It’s about 72 miles along Interstate 12 from my house in Mandeville, La., to my daughter’s apartment near LSU’s campus in Baton Rouge. There are a series of rivers between here and there that are usually so tranquil you barely notice them as you drive by. But when they come out of their banks on to the highway, they’re hard to ignore.
That’s what’s happened over the last three days in this area as some locations picked up over 21" of rain in 48 hours. All that water was too much for these rivers to swallow and they overflowed their banks into homes and businesses and over bridges and roads and Interstates 10 and 12.

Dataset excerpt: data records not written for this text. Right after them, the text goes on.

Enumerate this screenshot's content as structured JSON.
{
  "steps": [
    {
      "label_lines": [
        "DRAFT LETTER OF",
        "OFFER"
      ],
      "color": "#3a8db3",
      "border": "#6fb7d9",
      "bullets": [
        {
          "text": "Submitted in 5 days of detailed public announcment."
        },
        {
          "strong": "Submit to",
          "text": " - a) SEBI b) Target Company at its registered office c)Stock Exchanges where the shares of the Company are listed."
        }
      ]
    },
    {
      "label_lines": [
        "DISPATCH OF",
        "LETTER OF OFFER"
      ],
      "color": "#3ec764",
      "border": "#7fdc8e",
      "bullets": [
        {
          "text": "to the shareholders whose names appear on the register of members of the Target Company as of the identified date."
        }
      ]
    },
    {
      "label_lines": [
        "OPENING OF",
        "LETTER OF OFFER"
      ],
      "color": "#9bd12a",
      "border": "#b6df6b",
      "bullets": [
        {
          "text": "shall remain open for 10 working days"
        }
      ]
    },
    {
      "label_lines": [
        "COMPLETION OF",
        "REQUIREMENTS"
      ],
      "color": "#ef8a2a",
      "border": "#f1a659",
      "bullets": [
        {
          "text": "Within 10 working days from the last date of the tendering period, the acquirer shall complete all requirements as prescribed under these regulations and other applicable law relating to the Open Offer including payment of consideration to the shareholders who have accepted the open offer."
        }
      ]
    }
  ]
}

Barry Keim, Louisiana’s state climatologist at LSU, said the low pressure system that caused all this “was a tropical storm or hurricane, only without the high winds.”
First responders went into action from the very first sign of trouble, rescuing hundreds of people from rooftops and from their cars. In the middle of it all was the Coast Guard, as usual.
There’s been a lot of barking recently about the Coast Guard because of the recent release of the Subchapter M final rule. Mariners often complain about the inexperience of some of the Coasties that inspect their vessels or the red tape that costs them time and money, but I’ve yet to hear anything but praise for their search-and-rescue abilities.
No, it’s not the drama of rushing into gale force winds and 25-foot seas to rescue a floundering vessel off the Atlantic coast. It’s when Coasties rescue a man who jumped from his truck seconds before it was swept away into the woods by floodwaters. You talk about a fast current.
All the first responders have done a terrific job over the last few days and the Coast Guard, with its experience and organizational skills, have again, like during Katrina, been a major part of it.